Vegan Butternut Maple Cake
Ingredients
- 2 ¼ cups all-purpose flour
- 3 teaspoon baking powder
- 1 teaspoon baking soda
- ½ teaspoon salt
- 1 teaspoon pumpkin pie spice
- ½ cup light brown sugar packed
- ½ cup maple syrup
- 1 ¼ cup butternut puree
- ½ cup oat milk
- ⅓ cup neutral oil
- 1 teaspoon vanilla extract
- ¾ cup walnuts chopped
Streusel:
- 3 tablespoon light brown sugar
- 5 tablespoon all-purpose flour
- ¼ cup walnuts finely chopped
- ½ teaspoon pumpkin pie spice or cinnamon
- 2 tablespoon neutral oil
- 1 teaspoon oat milk
Maple Glaze:
- 1 cup powdered sugar
- 3 tablespoon maple syrup
- 1 tablespoon oat milk
Instructions
Prepare the Butternut Squash:
- Peel and cut the butternut squash into chunks. Cook in a pot of simmering water, covered, until very soft. Drain well.m
- Mash the butternut squash until smooth. Alternatively, bake the peeled butternut squash in a covered baking dish until tender, then mash. Let it cool completely before using.
- Set the oven to 350°F. Grease a 10-inch round cake pan and line the bottom with parchment paper.
Make the Streusel Topping:
- In a small bowl, mix together all the streusel ingredients except the oil and oat milk. Stir until evenly combined.

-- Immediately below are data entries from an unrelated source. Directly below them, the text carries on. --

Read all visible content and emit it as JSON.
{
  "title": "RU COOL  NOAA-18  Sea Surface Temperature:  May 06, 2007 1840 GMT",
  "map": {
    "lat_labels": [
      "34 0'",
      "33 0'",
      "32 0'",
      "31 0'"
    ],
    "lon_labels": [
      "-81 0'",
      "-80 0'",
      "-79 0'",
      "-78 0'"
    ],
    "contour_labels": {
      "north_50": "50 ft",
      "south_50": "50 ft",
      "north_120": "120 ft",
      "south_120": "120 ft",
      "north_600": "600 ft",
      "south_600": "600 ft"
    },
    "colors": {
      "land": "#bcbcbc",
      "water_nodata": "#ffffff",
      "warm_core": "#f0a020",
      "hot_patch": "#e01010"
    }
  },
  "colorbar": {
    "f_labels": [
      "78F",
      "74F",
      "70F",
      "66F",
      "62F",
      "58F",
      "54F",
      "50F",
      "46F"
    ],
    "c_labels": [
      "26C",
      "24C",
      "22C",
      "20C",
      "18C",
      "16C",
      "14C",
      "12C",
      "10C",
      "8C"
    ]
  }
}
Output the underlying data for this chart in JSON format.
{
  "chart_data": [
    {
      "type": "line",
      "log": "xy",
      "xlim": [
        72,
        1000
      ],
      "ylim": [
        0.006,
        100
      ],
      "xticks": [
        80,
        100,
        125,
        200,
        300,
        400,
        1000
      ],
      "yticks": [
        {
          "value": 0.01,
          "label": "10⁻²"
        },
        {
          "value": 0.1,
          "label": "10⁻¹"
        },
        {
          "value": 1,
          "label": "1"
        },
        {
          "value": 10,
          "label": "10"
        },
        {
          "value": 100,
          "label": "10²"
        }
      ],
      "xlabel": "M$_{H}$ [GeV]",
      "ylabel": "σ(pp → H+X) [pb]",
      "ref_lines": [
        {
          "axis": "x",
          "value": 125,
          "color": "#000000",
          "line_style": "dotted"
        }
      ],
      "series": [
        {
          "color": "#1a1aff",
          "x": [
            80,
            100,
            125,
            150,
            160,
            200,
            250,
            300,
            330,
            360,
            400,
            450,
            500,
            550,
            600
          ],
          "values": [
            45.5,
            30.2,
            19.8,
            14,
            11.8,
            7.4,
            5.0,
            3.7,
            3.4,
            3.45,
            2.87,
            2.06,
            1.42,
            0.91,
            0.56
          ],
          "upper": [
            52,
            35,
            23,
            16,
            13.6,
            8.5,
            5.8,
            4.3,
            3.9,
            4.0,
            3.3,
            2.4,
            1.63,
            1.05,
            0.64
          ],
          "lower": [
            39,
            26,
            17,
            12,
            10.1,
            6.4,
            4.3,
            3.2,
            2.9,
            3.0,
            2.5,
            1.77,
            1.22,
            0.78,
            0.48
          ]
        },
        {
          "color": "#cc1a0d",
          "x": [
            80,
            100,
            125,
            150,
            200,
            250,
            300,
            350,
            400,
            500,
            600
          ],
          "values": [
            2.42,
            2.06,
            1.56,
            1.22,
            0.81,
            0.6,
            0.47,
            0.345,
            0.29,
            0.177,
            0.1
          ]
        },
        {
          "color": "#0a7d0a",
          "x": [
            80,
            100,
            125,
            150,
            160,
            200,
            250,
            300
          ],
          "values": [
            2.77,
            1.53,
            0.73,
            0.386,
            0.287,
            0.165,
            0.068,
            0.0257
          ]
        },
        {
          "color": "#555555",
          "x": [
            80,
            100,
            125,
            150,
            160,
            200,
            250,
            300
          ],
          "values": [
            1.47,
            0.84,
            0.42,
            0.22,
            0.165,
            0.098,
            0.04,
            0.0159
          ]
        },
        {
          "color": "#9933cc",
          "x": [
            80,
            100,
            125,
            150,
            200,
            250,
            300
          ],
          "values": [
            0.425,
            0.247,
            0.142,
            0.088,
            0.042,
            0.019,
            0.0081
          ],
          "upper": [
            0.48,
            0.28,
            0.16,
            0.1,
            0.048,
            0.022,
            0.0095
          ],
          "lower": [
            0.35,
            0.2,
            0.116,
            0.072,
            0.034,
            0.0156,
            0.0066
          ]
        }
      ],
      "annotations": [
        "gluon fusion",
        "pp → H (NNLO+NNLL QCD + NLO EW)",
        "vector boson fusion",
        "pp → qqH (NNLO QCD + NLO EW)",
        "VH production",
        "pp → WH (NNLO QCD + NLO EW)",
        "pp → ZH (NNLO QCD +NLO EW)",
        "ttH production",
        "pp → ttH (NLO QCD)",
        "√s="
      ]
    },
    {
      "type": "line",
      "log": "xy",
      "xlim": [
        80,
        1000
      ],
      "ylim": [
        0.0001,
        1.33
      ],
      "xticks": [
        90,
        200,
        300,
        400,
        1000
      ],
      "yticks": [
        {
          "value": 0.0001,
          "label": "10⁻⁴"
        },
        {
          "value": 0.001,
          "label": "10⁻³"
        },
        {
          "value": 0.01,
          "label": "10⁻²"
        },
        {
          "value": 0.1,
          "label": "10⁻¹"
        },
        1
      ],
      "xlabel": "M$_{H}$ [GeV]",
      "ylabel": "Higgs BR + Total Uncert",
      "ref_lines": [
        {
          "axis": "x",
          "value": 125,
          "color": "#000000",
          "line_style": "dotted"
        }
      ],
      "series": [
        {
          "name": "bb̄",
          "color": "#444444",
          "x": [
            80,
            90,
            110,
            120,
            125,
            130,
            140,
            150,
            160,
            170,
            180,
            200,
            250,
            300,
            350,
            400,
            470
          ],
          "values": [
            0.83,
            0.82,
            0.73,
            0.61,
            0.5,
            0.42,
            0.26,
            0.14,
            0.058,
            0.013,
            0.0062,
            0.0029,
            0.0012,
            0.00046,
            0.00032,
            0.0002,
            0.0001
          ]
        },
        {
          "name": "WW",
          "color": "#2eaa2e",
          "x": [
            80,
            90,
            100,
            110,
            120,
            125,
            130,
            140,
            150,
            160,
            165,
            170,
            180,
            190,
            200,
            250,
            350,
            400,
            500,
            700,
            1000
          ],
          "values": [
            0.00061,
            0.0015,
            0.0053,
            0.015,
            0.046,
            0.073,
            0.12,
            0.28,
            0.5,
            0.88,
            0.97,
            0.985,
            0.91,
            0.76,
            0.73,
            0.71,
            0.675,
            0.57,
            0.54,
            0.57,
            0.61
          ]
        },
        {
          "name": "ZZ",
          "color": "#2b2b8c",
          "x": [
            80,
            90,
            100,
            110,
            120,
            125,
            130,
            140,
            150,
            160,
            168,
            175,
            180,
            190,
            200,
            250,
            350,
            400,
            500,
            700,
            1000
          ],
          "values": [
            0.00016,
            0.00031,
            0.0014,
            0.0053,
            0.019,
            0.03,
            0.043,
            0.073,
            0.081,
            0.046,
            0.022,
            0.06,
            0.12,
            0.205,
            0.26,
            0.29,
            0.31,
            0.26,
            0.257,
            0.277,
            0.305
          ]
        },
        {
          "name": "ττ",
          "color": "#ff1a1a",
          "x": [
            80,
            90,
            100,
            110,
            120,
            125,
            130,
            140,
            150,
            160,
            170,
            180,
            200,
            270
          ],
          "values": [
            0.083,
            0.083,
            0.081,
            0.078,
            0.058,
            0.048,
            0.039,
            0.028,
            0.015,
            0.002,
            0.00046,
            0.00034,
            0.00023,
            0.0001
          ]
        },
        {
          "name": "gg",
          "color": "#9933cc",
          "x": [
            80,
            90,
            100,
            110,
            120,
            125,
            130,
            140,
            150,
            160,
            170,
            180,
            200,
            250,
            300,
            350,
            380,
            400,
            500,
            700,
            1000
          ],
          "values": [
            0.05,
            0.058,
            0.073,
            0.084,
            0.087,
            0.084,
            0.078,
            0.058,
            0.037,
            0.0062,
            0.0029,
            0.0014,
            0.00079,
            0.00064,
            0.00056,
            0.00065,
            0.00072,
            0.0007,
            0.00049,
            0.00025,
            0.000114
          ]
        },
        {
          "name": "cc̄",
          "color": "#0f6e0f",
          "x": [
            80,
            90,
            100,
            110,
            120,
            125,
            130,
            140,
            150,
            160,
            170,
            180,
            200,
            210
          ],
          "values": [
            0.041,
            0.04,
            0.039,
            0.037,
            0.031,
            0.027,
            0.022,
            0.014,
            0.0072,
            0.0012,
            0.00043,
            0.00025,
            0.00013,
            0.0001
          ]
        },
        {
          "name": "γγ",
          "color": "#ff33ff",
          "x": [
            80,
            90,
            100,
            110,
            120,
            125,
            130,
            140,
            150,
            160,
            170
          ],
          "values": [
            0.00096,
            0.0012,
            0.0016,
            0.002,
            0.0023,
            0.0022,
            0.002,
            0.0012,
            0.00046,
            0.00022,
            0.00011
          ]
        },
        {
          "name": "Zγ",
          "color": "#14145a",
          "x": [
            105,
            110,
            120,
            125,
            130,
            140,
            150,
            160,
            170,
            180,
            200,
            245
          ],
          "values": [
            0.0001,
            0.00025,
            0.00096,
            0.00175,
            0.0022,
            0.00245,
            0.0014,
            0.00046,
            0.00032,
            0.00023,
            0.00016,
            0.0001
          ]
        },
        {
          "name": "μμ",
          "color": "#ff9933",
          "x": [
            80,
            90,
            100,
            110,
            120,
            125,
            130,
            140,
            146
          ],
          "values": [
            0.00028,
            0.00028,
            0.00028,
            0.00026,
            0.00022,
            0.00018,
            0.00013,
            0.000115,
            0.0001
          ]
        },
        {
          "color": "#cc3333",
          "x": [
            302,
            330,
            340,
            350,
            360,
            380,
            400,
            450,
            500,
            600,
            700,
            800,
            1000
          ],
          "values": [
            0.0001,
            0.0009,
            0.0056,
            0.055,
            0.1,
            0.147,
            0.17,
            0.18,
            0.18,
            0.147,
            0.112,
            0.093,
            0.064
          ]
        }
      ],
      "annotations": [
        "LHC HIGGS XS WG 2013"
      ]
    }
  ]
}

- Add the oil and oat milk, then mix with a spoon or your fingertips until the mixture forms small clumps. Set aside.
Make the Cake Batter:
- In a medium bowl, whisk together the flour, baking powder, baking soda, salt, and spices until well combined.
- In a large bowl, whisk together the butternut squash purée, oil, and brown sugar until smooth.
- Add the oat milk and vanilla extract, then whisk again.
- Gradually add the dry ingredients to the wet ingredients, stirring until no lumps remain and the batter is smooth.
- Fold in the chopped walnuts.
- Pour the batter into the prepared cake pan, spreading it evenly.
- Sprinkle the streusel topping evenly over the batter.
- Bake for 45-55 minutes, or until a skewer inserted into the center comes out clean.
- Let the cake cool in the pan for 10 minutes, then transfer it to a wire rack to cool for another 20 minutes.
Make the Maple Glaze:
- In a small saucepan over medium heat, combine the maple syrup and oat milk. Heat until just steaming, swirling the pan occasionally. Do not let it simmer.
- Remove from heat and whisk in the powdered sugar until smooth.
- Return the saucepan to the heat and cook for 30 seconds, then remove from heat. Immediately drizzle the glaze over the cake.
- Allow the cake to cool completely before serving.